In his memoirs, Leavitt claimed to have made several innovations in American show business. For example, he credited himself with the introduction of lithographic theater posters to the United States in 1872 after he had brought some back from Europe. By the end of the 1870s, lithographic printing had begun to supplant block printing for theater advertising. Leavitt claimed that in the late 1870s, his six to eight touring burlesque companies required $8,000 to $20,000 worth of lithographs posters each season. Another of Leavitt's claims was that he was the first to use "all star" as a billing description. He also claimed that in 1880, he was the first to use the term vaudeville to describe a variety show.

Historians usually cite Leavitt's greatest innovation as the creation of the first touring burlesque company and of the burlesque style in general. Leavitt had witnessed a European troupe known as Rentz's Circus sometime in the 1870s. He then decided to form an all-woman blackface minstrel troupe, which he named Madame Rentz's Female Minstrels. The format of its shows, which Leavitt introduced, merged the three-act blackface minstrel show with aspects of Lydia Thompson's all-female troupe's show, vaudeville, and musical travesty. He called the new genre "burlesque". The troupe, later renamed the Rentz-Stantley Company and then the Rentz-Stantley Novelty and Burlesque Company, was a success, and it set the standard for burlesque companies through the 1880s and 1890s.

Leavitt had a taste for sensationalism. For example, in 1884, he bought the rights to The Danites, a play by McKee Rankin that was quite critical of the Church of Jesus Christ of Latter-day Saints (LDS Church). Leavitt then decided to stage the play in Salt Lake City, where the LDS Church had its headquarters, as a publicity stunt.

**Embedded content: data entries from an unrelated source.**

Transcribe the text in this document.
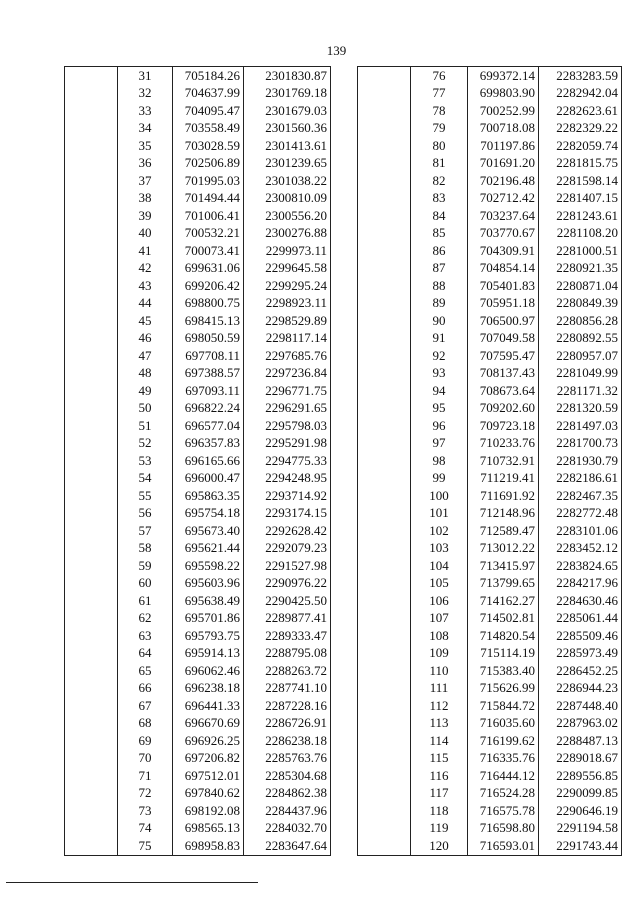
139
	31	705184.26	2301830.87
	32	704637.99	2301769.18
	33	704095.47	2301679.03
	34	703558.49	2301560.36
	35	703028.59	2301413.61
	36	702506.89	2301239.65
	37	701995.03	2301038.22
	38	701494.44	2300810.09
	39	701006.41	2300556.20
	40	700532.21	2300276.88
	41	700073.41	2299973.11
	42	699631.06	2299645.58
	43	699206.42	2299295.24
	44	698800.75	2298923.11
	45	698415.13	2298529.89
	46	698050.59	2298117.14
	47	697708.11	2297685.76
	48	697388.57	2297236.84
	49	697093.11	2296771.75
	50	696822.24	2296291.65
	51	696577.04	2295798.03
	52	696357.83	2295291.98
	53	696165.66	2294775.33
	54	696000.47	2294248.95
	55	695863.35	2293714.92
	56	695754.18	2293174.15
	57	695673.40	2292628.42
	58	695621.44	2292079.23
	59	695598.22	2291527.98
	60	695603.96	2290976.22
	61	695638.49	2290425.50
	62	695701.86	2289877.41
	63	695793.75	2289333.47
	64	695914.13	2288795.08
	65	696062.46	2288263.72
	66	696238.18	2287741.10
	67	696441.33	2287228.16
	68	696670.69	2286726.91
	69	696926.25	2286238.18
	70	697206.82	2285763.76
	71	697512.01	2285304.68
	72	697840.62	2284862.38
	73	698192.08	2284437.96
	74	698565.13	2284032.70
	75	698958.83	2283647.64
	76	699372.14	2283283.59
	77	699803.90	2282942.04
	78	700252.99	2282623.61
	79	700718.08	2282329.22
	80	701197.86	2282059.74
	81	701691.20	2281815.75
	82	702196.48	2281598.14
	83	702712.42	2281407.15
	84	703237.64	2281243.61
	85	703770.67	2281108.20
	86	704309.91	2281000.51
	87	704854.14	2280921.35
	88	705401.83	2280871.04
	89	705951.18	2280849.39
	90	706500.97	2280856.28
	91	707049.58	2280892.55
	92	707595.47	2280957.07
	93	708137.43	2281049.99
	94	708673.64	2281171.32
	95	709202.60	2281320.59
	96	709723.18	2281497.03
	97	710233.76	2281700.73
	98	710732.91	2281930.79
	99	711219.41	2282186.61
	100	711691.92	2282467.35
	101	712148.96	2282772.48
	102	712589.47	2283101.06
	103	713012.22	2283452.12
	104	713415.97	2283824.65
	105	713799.65	2284217.96
	106	714162.27	2284630.46
	107	714502.81	2285061.44
	108	714820.54	2285509.46
	109	715114.19	2285973.49
	110	715383.40	2286452.25
	111	715626.99	2286944.23
	112	715844.72	2287448.40
	113	716035.60	2287963.02
	114	716199.62	2288487.13
	115	716335.76	2289018.67
	116	716444.12	2289556.85
	117	716524.28	2290099.85
	118	716575.78	2290646.19
	119	716598.80	2291194.58
	120	716593.01	2291743.44
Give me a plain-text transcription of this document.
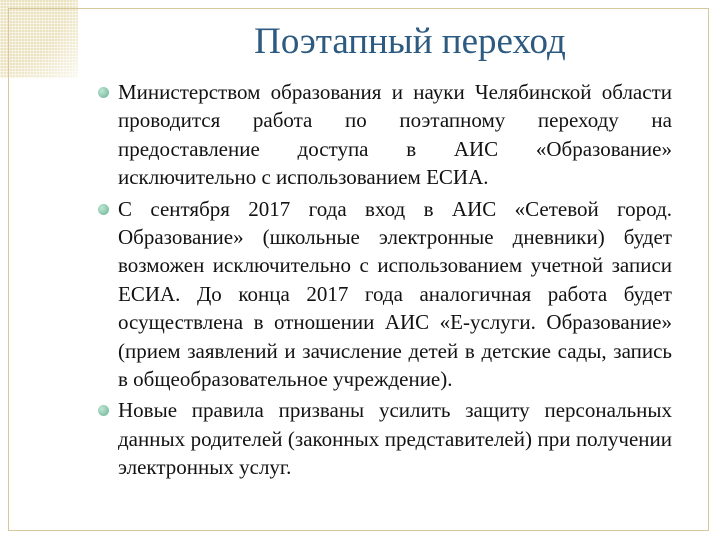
Поэтапный переход
Министерством образования и науки Челябинской области проводится работа по поэтапному переходу на предоставление доступа в АИС «Образование» исключительно с использованием ЕСИА.
С сентября 2017 года вход в АИС «Сетевой город. Образование» (школьные электронные дневники) будет возможен исключительно с использованием учетной записи ЕСИА. До конца 2017 года аналогичная работа будет осуществлена в отношении АИС «Е-услуги. Образование» (прием заявлений и зачисление детей в детские сады, запись в общеобразовательное учреждение).
Новые правила призваны усилить защиту персональных данных родителей (законных представителей) при получении электронных услуг.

Leavitt also handled magicians Alexander Herrmann and Harry Kellar. "Whenever I open a new theatre, " Leavitt once said, "I want to insure of large crowds, I will have Herrmann the Great play the date." Herrmann was always a drawing card where ever he played, receiving fifty percent of the gross receipt earning $75,000 a year (about $3 million in today's figures).

Aged 70 in 1914, Leavitt came out of retirement to enter the motion picture business. He secured the rights to present the film Sixty Years a Queen in the Canadian Maritimes. Despite his advanced age, show business chronicler Robert Grau described Leavitt as "yet as spry and apparently as youthful as he was in his palmy days".